The beginning of the end: the ape Shift finds a lion skin. Sensing an opportunity, he dresses his donkey friend Puzzle in the skin and has him pretend to be the great lion Aslan.

The crude hoax works, and Shift (who appoints himself as “Aslan’s” spokesperson) is soon Narnia’s de-facto ruler. He fells the forests, enslaves the gullible populace, and throws open the gates to an enemy nation in the south. Worse is coming. In our world the apocalypse will be heralded by four horseman. Narnia gets one, and he rides a donkey.

Where The Magician’s Nephew was the Book of Genesis for Narnia, The Last Battle is patterned upon Revelations. Its plot points – the false prophets, the signs and omens, even the sybaritic decadence of the ape – are drawn beat-for-beat from Revelations and often you can identify the exact chapter and verse. But Lewis does something that John of Patmos doesn’t: he writes affectingly about the psychological devastation caused by the final days.

The book’s best passages describe the confusion and heartsickness of the Narnians under the fake Aslan’s rule. The Great Lion has returned at last…and he’s doing this? Previous Narnian villains (Jadis, Miraz, and Rabadash) were clearly usurpers and outsiders, but now the tyrant is Aslan himself.

The King and the Unicorn stared at one another and both looked more frightened than they had ever been in any battle.

“Aslan,” said the King at last, in a very low voice. “Aslan. Could it be true? Could he be felling the holy trees and murdering the Dryads?”

[…]

Suddenly the King leaned hard on his friend’s neck and bowed his head.

“Jewel,” he said, “What lies before us? Horrible thoughts arise in my heart. If we had died before to-day we should have been happy.”

“Yes,” said Jewel. “We have lived too long.
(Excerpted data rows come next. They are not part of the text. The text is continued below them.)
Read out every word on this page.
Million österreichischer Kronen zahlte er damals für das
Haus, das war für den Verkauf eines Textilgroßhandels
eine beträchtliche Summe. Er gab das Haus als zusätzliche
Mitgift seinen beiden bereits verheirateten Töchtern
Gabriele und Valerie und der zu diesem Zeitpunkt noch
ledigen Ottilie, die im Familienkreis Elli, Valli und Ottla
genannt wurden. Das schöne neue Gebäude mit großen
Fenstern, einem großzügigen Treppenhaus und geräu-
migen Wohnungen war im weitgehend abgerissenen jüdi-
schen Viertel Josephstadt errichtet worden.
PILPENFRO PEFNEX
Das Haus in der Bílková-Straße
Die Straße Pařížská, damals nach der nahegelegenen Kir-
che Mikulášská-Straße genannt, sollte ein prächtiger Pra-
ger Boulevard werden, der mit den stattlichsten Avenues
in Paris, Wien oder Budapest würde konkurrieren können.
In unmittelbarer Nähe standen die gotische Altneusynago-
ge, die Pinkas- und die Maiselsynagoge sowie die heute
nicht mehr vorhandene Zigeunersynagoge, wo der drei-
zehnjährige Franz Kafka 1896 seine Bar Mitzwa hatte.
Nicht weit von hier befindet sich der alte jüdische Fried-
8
The worst thing in the world has come upon us.”

[…]

“You will go to your death, then,” said Jewel.

“Do you think I care if Aslan dooms me to death?” said the King. “That would be nothing, nothing at all. Would it not be better to be dead than to have this horrible fear that Aslan has come and is not like the Aslan we have believed in and longed for? It is as if the sun rose one day and were a black sun.”

“I know,” said Jewel. “Or as if you drank water and it were dry water. You are in the right, Sire. This is the end of all things.”
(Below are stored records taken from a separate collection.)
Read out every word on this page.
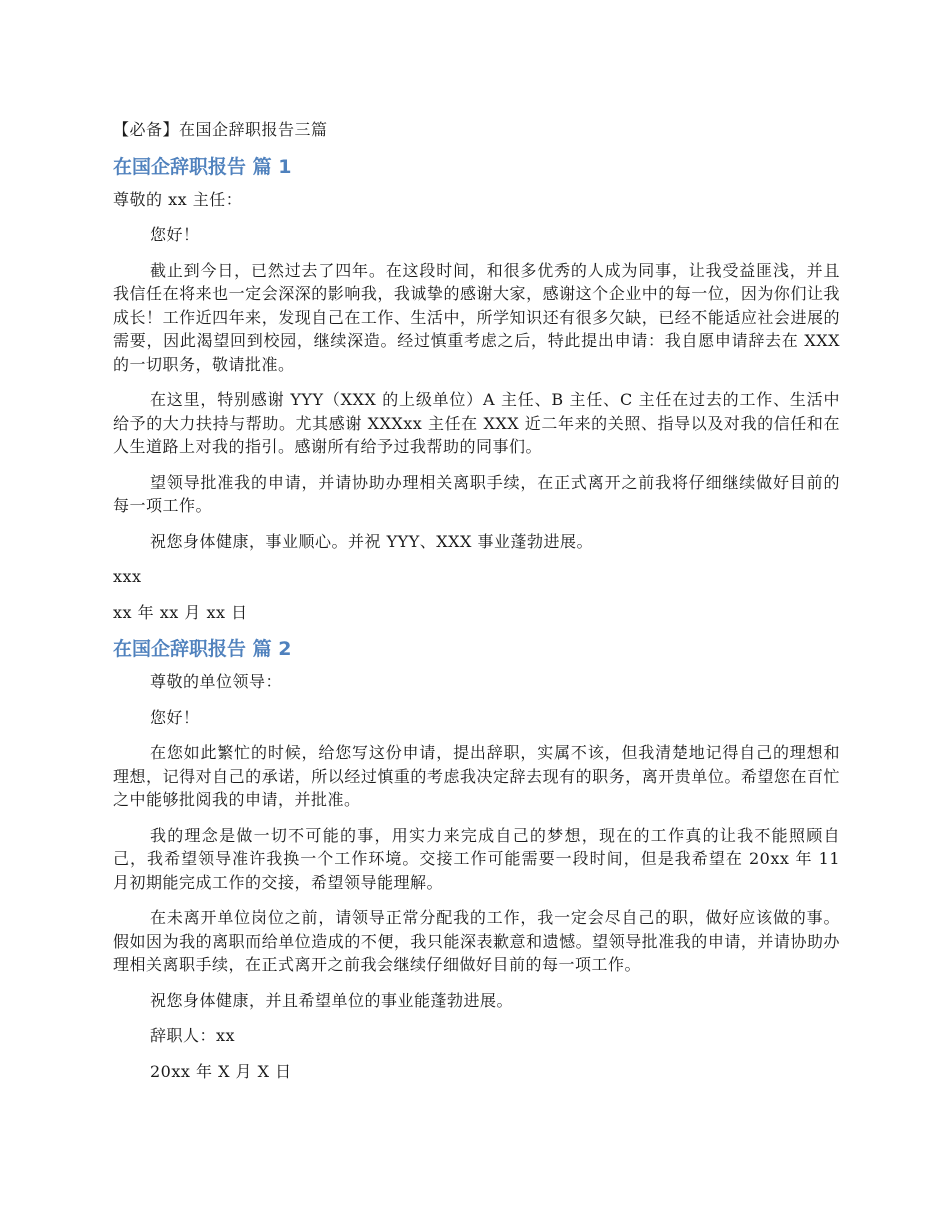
【必备】在国企辞职报告三篇
在国企辞职报告 篇 1
尊敬的 xx 主任：
您好！
截止到今日，已然过去了四年。在这段时间，和很多优秀的人成为同事，让我受益匪浅，并且我信任在将来也一定会深深的影响我，我诚挚的感谢大家，感谢这个企业中的每一位，因为你们让我成长！工作近四年来，发现自己在工作、生活中，所学知识还有很多欠缺，已经不能适应社会进展的需要，因此渴望回到校园，继续深造。经过慎重考虑之后，特此提出申请：我自愿申请辞去在 XXX 的一切职务，敬请批准。
在这里，特别感谢 YYY（XXX 的上级单位）A 主任、B 主任、C 主任在过去的工作、生活中给予的大力扶持与帮助。尤其感谢 XXXxx 主任在 XXX 近二年来的关照、指导以及对我的信任和在人生道路上对我的指引。感谢所有给予过我帮助的同事们。
望领导批准我的申请，并请协助办理相关离职手续，在正式离开之前我将仔细继续做好目前的每一项工作。
祝您身体健康，事业顺心。并祝 YYY、XXX 事业蓬勃进展。
xxx
xx 年 xx 月 xx 日
在国企辞职报告 篇 2
尊敬的单位领导：
您好！
在您如此繁忙的时候，给您写这份申请，提出辞职，实属不该，但我清楚地记得自己的理想和理想，记得对自己的承诺，所以经过慎重的考虑我决定辞去现有的职务，离开贵单位。希望您在百忙之中能够批阅我的申请，并批准。
我的理念是做一切不可能的事，用实力来完成自己的梦想，现在的工作真的让我不能照顾自己，我希望领导准许我换一个工作环境。交接工作可能需要一段时间，但是我希望在 20xx 年 11 月初期能完成工作的交接，希望领导能理解。
在未离开单位岗位之前，请领导正常分配我的工作，我一定会尽自己的职，做好应该做的事。假如因为我的离职而给单位造成的不便，我只能深表歉意和遗憾。望领导批准我的申请，并请协助办理相关离职手续，在正式离开之前我会继续仔细做好目前的每一项工作。
祝您身体健康，并且希望单位的事业能蓬勃进展。
辞职人：xx
20xx 年 X 月 X 日
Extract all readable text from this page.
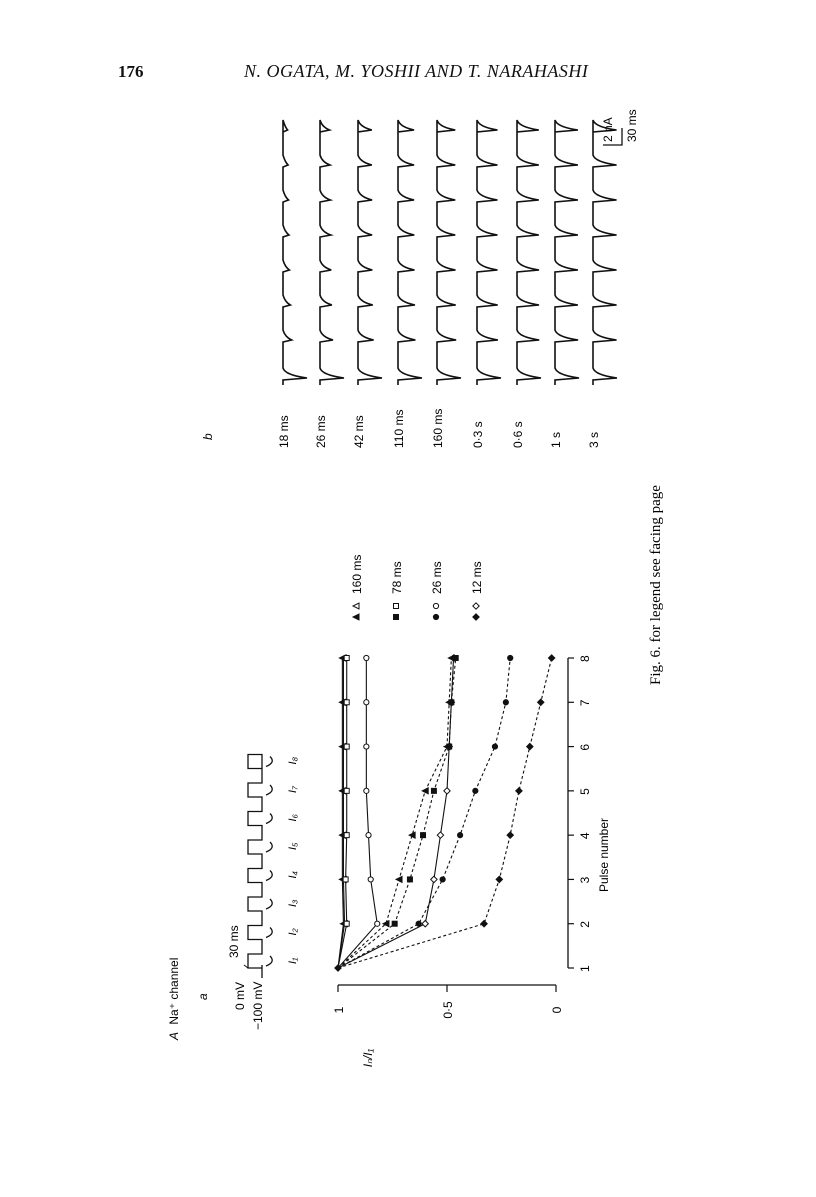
176	N. OGATA, M. YOSHII AND T. NARAHASHI
A Na⁺ channel a
30 ms
0 mV −100 mV
I₁
I₂
I₃
I₄
I₅
I₆
I₇
I₈
1
2
3
4
5
6
7
8
0
0·5
1
Pulse number
Iₙ/I₁
160 ms 78 ms 26 ms 12 ms
b	18 ms 26 ms 42 ms 110 ms 160 ms 0·3 s 0·6 s 1 s 3 s
2 nA 30 ms
Fig. 6. for legend see facing page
The book also has the best villains of any Narnia book, or at least the most villains: Puzzle, Shift, Ginger, Rishda, Tash, and Griffle. Lewis deserves credit for keeping them separate, with their own personalities and motives. Puzzle’s a goodnatured dimwit who redeems himself by the book’s end. Shift’s motives are silly: he’s a glutton who takes over Narnia because he wants more fruit.

“But think of the good we could do!” said Shift. “You’d have me to advise you, you know. I’d think of sensible orders for you to give. And everyone would have to obey us, even the King himself. We would set everything right in Narnia.”

“But isn’t everything right already?” said Puzzle.

“What!” cried Shift. “Everything right?—when there are no oranges or bananas?”

“Well, you know,” said Puzzle, “there aren’t many people—in fact, I don’t think there’s anyone but yourself—who wants those sort of things.”

“There’s sugar too,” said Shift.

“H’m, yes,” said the Ass. “It would be nice if there was more sugar.”

Shift and Puzzle soon end up over their heads and become pawns of the Talleyrandian tomcat Ginger and the foreign warlord Rishda. These two are cynical unbelievers who use the idea of gods to manipulate the Narnians and Calormenes alike. They would have agreed with Seneca that “Religion is regarded by the common people as true, by the wise as false, and by the rulers as useful.”

But Ginger and Rishda are too wise for their own good, because they accidentally summon the Calormene god Tash to Narnia. He’s depicted as a nightmarish bird-headed demon with four arms, evil incarnate. But the book’s most interesting antagonists are Griffle’s band of dwarves, who learn that Shift has been fooling them and resolve never to believe in talking lions again…with the result that they deny the true Aslan when they meet him.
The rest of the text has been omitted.